きみの笑顔は、季節外れの太陽のようで
私の返事に、「ほんま?」と宮本くんは少しだけ、目を輝かせた。

「また、明日から話しかけてもいい?」

「……いいよ」

「無視したりせえへん?」

「……うん」

「連絡も返してくれる?」

「……うん」

「ありがとう」

心底安心したように笑う彼を見て、複雑な気分になった。


「そういえば今週末の土曜日、試合あるねん。
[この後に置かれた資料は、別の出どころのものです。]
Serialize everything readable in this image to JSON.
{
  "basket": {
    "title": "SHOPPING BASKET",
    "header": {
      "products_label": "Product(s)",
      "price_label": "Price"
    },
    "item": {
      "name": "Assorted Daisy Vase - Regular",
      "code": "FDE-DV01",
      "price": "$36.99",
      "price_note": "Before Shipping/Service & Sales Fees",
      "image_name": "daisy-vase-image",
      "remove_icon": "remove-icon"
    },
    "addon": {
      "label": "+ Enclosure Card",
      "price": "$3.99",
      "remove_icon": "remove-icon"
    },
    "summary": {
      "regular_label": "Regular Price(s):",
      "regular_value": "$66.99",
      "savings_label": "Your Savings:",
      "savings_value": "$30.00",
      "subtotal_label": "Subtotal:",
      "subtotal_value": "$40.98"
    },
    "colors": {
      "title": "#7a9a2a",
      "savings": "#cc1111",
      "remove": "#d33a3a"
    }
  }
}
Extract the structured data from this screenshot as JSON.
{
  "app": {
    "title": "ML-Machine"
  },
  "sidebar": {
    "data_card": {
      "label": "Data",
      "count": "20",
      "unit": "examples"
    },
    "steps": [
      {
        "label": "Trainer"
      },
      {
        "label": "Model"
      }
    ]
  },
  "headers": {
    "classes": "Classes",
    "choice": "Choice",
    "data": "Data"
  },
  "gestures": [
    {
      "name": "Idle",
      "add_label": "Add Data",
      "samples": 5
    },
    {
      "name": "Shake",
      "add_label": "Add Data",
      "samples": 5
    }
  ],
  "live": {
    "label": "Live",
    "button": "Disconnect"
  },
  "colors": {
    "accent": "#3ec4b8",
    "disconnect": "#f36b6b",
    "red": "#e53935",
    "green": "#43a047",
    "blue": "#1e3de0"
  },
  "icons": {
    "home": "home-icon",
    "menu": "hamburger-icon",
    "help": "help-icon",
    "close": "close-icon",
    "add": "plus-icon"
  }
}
見に来てくれへん……?」

彼は試合の時間と場所を告げると、様子を探るように、私を見た。

「ごめん。次の土曜日は、ダメなんだ……」

宮本くんは私の答えに、眉間にしわを寄せながら、目で「どうして」と訴えた。

「悠斗の試合、応援に行くって約束しちゃっていて……」

「宇山の応援、か……」

素直に頷く。

悠斗が所属するサッカー部も、今全国大会をかけた予選に挑んでいる最中だった。

悠斗はこの予選になって初めてベンチ入りを果たした。

先発出場する可能性は低いけれど、試合に出る可能性は十分ある。

悠斗の応援にかけつけようと、悠斗のお母さんと約束したのはちょうど昨晩だった。


「……なあ、宇山と付き合ってんの?」

「悠斗と? 付き合ってないよ」

「……それなら、俺のこと優先してくれへん?」

「……ごめんね。悠斗のお母さんとも約束しちゃったから」

「でも……俺、待ってる。高橋なら来てくれるって、信じて待ってる」

「宮本くん、今度の土曜日は本当に」

「高橋が好きなシュート、いっぱい見せてあげるから」

彼は私に続きの言葉を言わせてくれなかった。